Já anunciei, neste espaço, o fim da Nova República, mas ela teima em persistir. Passadas as eleições, o pacto salvacionista democrático que parte das elites políticas fez também tende a ser desfeito pela montagem do novo Governo, o que sugere um período de dificuldades e assimetrias entre expectativa e realidade.

Importante saber o porquê de mencionar “elites políticas” e não o “povo” ou outras abstrações conceituais. A palavra “elite” em si não é boa, pois pode sugerir virtude, quando na verdade denota apenas posição na hierarquia do País. E como nos ensinou o velho Schumpeter, a competição e a alternância entre essas elites pelo poder é o que sustenta o arranjo do governo representativo.

Parte das elites que se juntou à candidatura de Lula ao longo do processo eleitoral também criou expectativas de poder – em si e por parte de seus apoiadores. O caso mais evidente é o de Simone Tebet, cuja relação com segmentos da sociedade é muito mais forte do que sua ascendência sobre o MDB, gerando descompassos e impasses na formação do Governo.

Essa expectativa de poder sob o presidencialismo, quando não processada pelas instituições, é prenúncio de instabilidade. Bolsonaro nos legou golpistas inconformados com o resultado eleitoral, a ausência de intervenção militar e o cumprimento da Constituição Federal.
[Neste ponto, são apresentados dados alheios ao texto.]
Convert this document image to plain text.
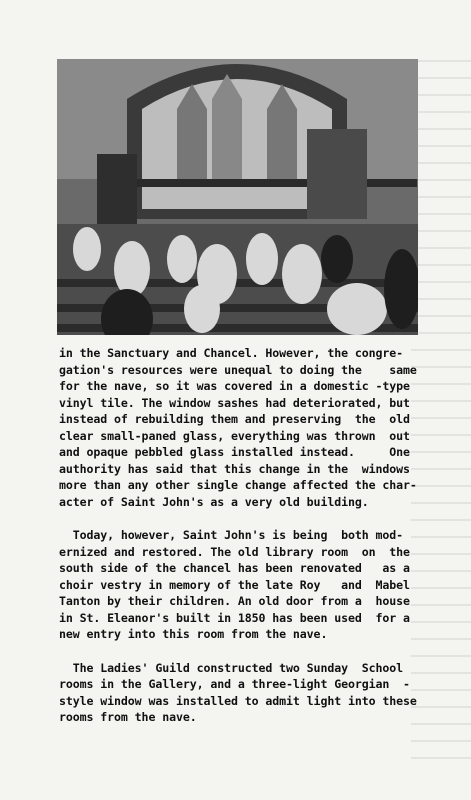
in the Sanctuary and Chancel. However, the congre-
gation's resources were unequal to doing the    same
for the nave, so it was covered in a domestic -type
vinyl tile. The window sashes had deteriorated, but
instead of rebuilding them and preserving  the  old
clear small-paned glass, everything was thrown  out
and opaque pebbled glass installed instead.     One
authority has said that this change in the  windows
more than any other single change affected the char-
acter of Saint John's as a very old building.

Today, however, Saint John's is being  both mod-
ernized and restored. The old library room  on  the
south side of the chancel has been renovated   as a
choir vestry in memory of the late Roy   and  Mabel
Tanton by their children. An old door from a  house
in St. Eleanor's built in 1850 has been used  for a
new entry into this room from the nave.

The Ladies' Guild constructed two Sunday  School
rooms in the Gallery, and a three-light Georgian  -
style window was installed to admit light into these
rooms from the nave.
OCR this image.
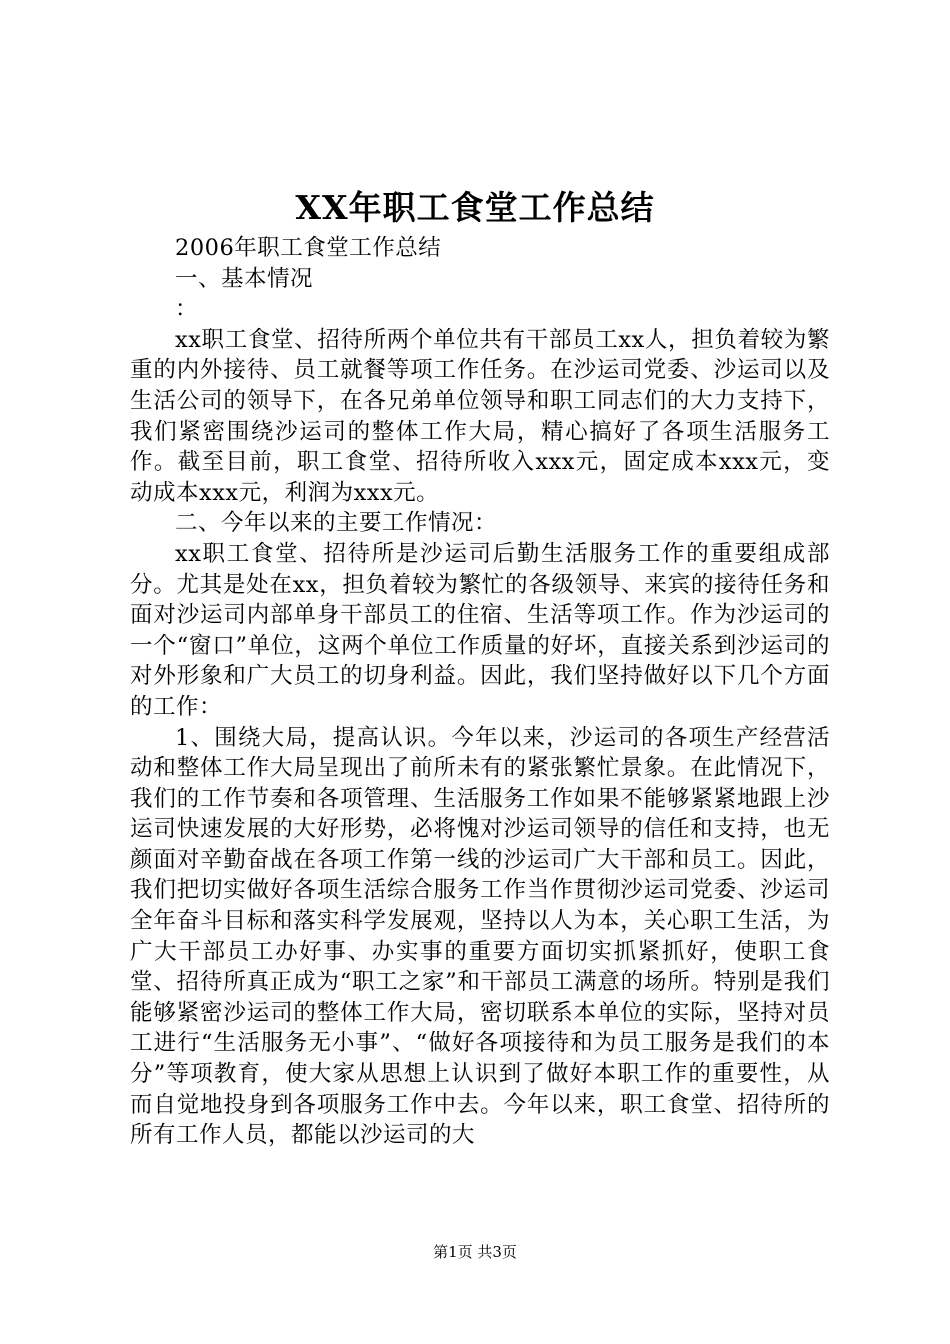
XX年职工食堂工作总结

2006年职工食堂工作总结

一、基本情况

：

xx职工食堂、招待所两个单位共有干部员工xx人，担负着较为繁重的内外接待、员工就餐等项工作任务。在沙运司党委、沙运司以及生活公司的领导下，在各兄弟单位领导和职工同志们的大力支持下，我们紧密围绕沙运司的整体工作大局，精心搞好了各项生活服务工作。截至目前，职工食堂、招待所收入xxx元，固定成本xxx元，变动成本xxx元，利润为xxx元。

二、今年以来的主要工作情况：

xx职工食堂、招待所是沙运司后勤生活服务工作的重要组成部分。尤其是处在xx，担负着较为繁忙的各级领导、来宾的接待任务和面对沙运司内部单身干部员工的住宿、生活等项工作。作为沙运司的一个“窗口”单位，这两个单位工作质量的好坏，直接关系到沙运司的对外形象和广大员工的切身利益。因此，我们坚持做好以下几个方面的工作：

1、围绕大局，提高认识。今年以来，沙运司的各项生产经营活动和整体工作大局呈现出了前所未有的紧张繁忙景象。在此情况下，我们的工作节奏和各项管理、生活服务工作如果不能够紧紧地跟上沙运司快速发展的大好形势，必将愧对沙运司领导的信任和支持，也无颜面对辛勤奋战在各项工作第一线的沙运司广大干部和员工。因此，我们把切实做好各项生活综合服务工作当作贯彻沙运司党委、沙运司全年奋斗目标和落实科学发展观，坚持以人为本，关心职工生活，为广大干部员工办好事、办实事的重要方面切实抓紧抓好，使职工食堂、招待所真正成为“职工之家”和干部员工满意的场所。特别是我们能够紧密沙运司的整体工作大局，密切联系本单位的实际，坚持对员工进行“生活服务无小事”、“做好各项接待和为员工服务是我们的本分”等项教育，使大家从思想上认识到了做好本职工作的重要性，从而自觉地投身到各项服务工作中去。今年以来，职工食堂、招待所的所有工作人员，都能以沙运司的大

第1页 共3页
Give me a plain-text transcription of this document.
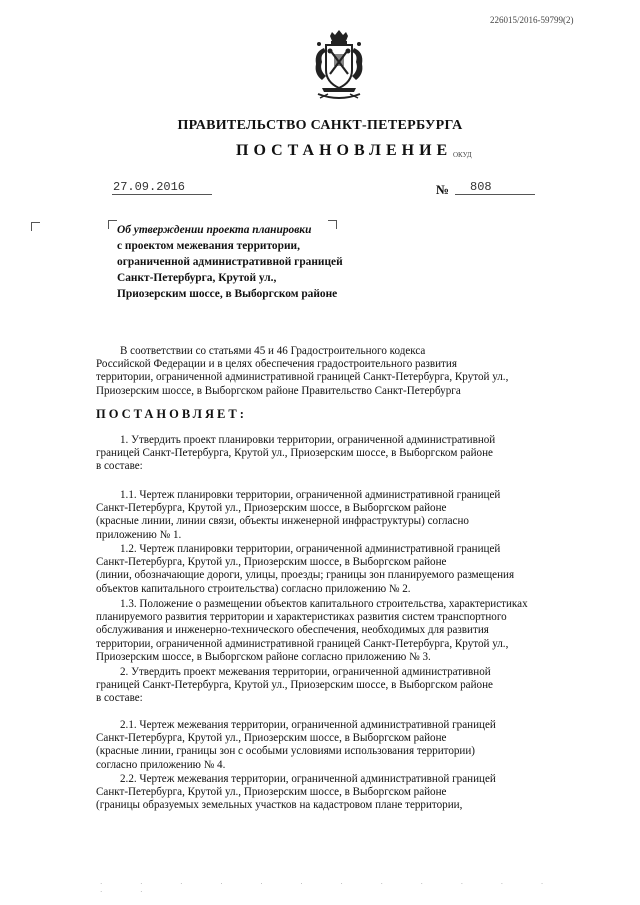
226015/2016-59799(2)
ПРАВИТЕЛЬСТВО САНКТ-ПЕТЕРБУРГА
ПОСТАНОВЛЕНИЕ ОКУД
27.09.2016	№ 808
Об утверждении проекта планировки
с проектом межевания территории,
ограниченной административной границей
Санкт-Петербурга, Крутой ул.,
Приозерским шоссе, в Выборгском районе
В соответствии со статьями 45 и 46 Градостроительного кодекса
Российской Федерации и в целях обеспечения градостроительного развития
территории, ограниченной административной границей Санкт-Петербурга, Крутой ул.,
Приозерским шоссе, в Выборгском районе Правительство Санкт-Петербурга
ПОСТАНОВЛЯЕТ:
1. Утвердить проект планировки территории, ограниченной административной
границей Санкт-Петербурга, Крутой ул., Приозерским шоссе, в Выборгском районе
в составе:
1.1. Чертеж планировки территории, ограниченной административной границей
Санкт-Петербурга, Крутой ул., Приозерским шоссе, в Выборгском районе
(красные линии, линии связи, объекты инженерной инфраструктуры) согласно
приложению № 1.
1.2. Чертеж планировки территории, ограниченной административной границей
Санкт-Петербурга, Крутой ул., Приозерским шоссе, в Выборгском районе
(линии, обозначающие дороги, улицы, проезды; границы зон планируемого размещения
объектов капитального строительства) согласно приложению № 2.
1.3. Положение о размещении объектов капитального строительства, характеристиках
планируемого развития территории и характеристиках развития систем транспортного
обслуживания и инженерно-технического обеспечения, необходимых для развития
территории, ограниченной административной границей Санкт-Петербурга, Крутой ул.,
Приозерским шоссе, в Выборгском районе согласно приложению № 3.
2. Утвердить проект межевания территории, ограниченной административной
границей Санкт-Петербурга, Крутой ул., Приозерским шоссе, в Выборгском районе
в составе:
2.1. Чертеж межевания территории, ограниченной административной границей
Санкт-Петербурга, Крутой ул., Приозерским шоссе, в Выборгском районе
(красные линии, границы зон с особыми условиями использования территории)
согласно приложению № 4.
2.2. Чертеж межевания территории, ограниченной административной границей
Санкт-Петербурга, Крутой ул., Приозерским шоссе, в Выборгском районе
(границы образуемых земельных участков на кадастровом плане территории,
· · · · · · · · · · · · · ·
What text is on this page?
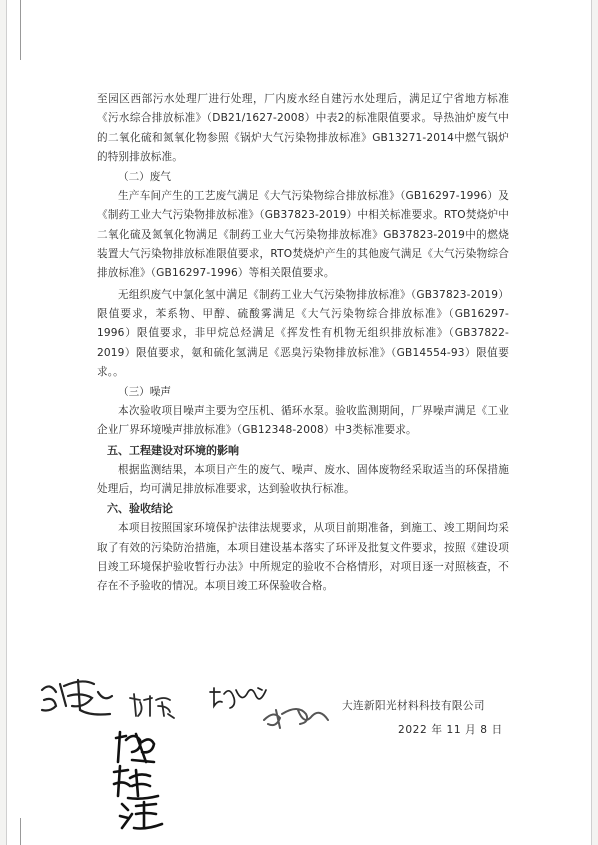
至园区西部污水处理厂进行处理，厂内废水经自建污水处理后，满足辽宁省地方标准《污水综合排放标准》（DB21/1627-2008）中表2的标准限值要求。导热油炉废气中的二氧化硫和氮氧化物参照《锅炉大气污染物排放标准》GB13271-2014中燃气锅炉的特别排放标准。

（二）废气

生产车间产生的工艺废气满足《大气污染物综合排放标准》（GB16297-1996）及《制药工业大气污染物排放标准》（GB37823-2019）中相关标准要求。RTO焚烧炉中二氧化硫及氮氧化物满足《制药工业大气污染物排放标准》GB37823-2019中的燃烧装置大气污染物排放标准限值要求，RTO焚烧炉产生的其他废气满足《大气污染物综合排放标准》（GB16297-1996）等相关限值要求。

无组织废气中氯化氢中满足《制药工业大气污染物排放标准》（GB37823-2019）限值要求，苯系物、甲醇、硫酸雾满足《大气污染物综合排放标准》（GB16297-1996）限值要求，非甲烷总烃满足《挥发性有机物无组织排放标准》（GB37822-2019）限值要求，氨和硫化氢满足《恶臭污染物排放标准》（GB14554-93）限值要求。。

（三）噪声

本次验收项目噪声主要为空压机、循环水泵。验收监测期间，厂界噪声满足《工业企业厂界环境噪声排放标准》（GB12348-2008）中3类标准要求。

五、工程建设对环境的影响

根据监测结果，本项目产生的废气、噪声、废水、固体废物经采取适当的环保措施处理后，均可满足排放标准要求，达到验收执行标准。

六、验收结论

本项目按照国家环境保护法律法规要求，从项目前期准备，到施工、竣工期间均采取了有效的污染防治措施，本项目建设基本落实了环评及批复文件要求，按照《建设项目竣工环境保护验收暂行办法》中所规定的验收不合格情形，对项目逐一对照核查，不存在不予验收的情况。本项目竣工环保验收合格。

大连新阳光材料科技有限公司
2022 年 11 月 8 日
Obviamente, já existiam, mas sua mobilização e a estrutura que os mantém é coisa recente.

Há, desde antes da posse de Lula, um inconformismo com as nomeações ministeriais feitas, mas a reclamação não vem exatamente dos partidos e sim de segmentos que representam ou vocalizam interesses dessas elites que se juntaram a Lula durante a campanha.

Sem entrar no mérito das políticas públicas que serão formuladas, lideranças políticas nas eleições que não projetam este poder para a arena legislativa ou de outra maneira que possa ser interpretada como relevante nos quatro anos que separam dois pleitos, está fadada a ir para o limbo, ao menos até o governo atual se aproximar do fim.

Também se estranhou que nomeações inicialmente fossem de políticos muito próximos ao PT e ao próprio Lula. Contudo, seria difícil imaginar que ministérios de Estado, como Justiça, Itamaraty, Casa Civil e Fazenda estivessem sob o comando de políticos distantes desse núcleo de poder, ainda mais com o tamanho da bancada petista. As expectativas, mais uma vez, não se alinhavam à realidade.

O mesmo não se pode dizer, contudo, dos outros terços de ministros a serem indicados. Especialmente a parcela que ficará reservada aos partidos potenciais parceiros dependem muito de um ajuste grosseiro entre influência legislativa e coordenação entre os futuros parceiros da Coalizão.

Isso implica constatações tristes; se há poucas mulheres no Legislativo e essa representação é critério fundamental para nomeações ministeriais, teremos poucas ministras também. Não é uma novidade, mas certamente desaponta boa parte dos apoiadores de primeira ordem de Lula.

O Gabinete de ministros que se avizinha deverá ser majoritariamente partidarizado, mas provavelmente durará pouco. Não duvido que uma nova Coalizão seja formada ainda em 2023 (sob o título de reforma ministerial), para acomodar ajustes necessários a um processo tão complexo.

Ao mesmo tempo, a consolidação das emendas de relator prenuncia a cristalização da perda de poder dos Ministros em relação aos presidentes da Câmara e do Senado, o que desvaloriza demais a capacidade de atração que Lula terá sobre os partidos. O novo governo que se avizinha tem dificuldades de calibrar as expectativas de seus apoiadores, mas difícil mesmo será o choque destes com o muro da realidade duríssima que enfrentará a partir de 2023.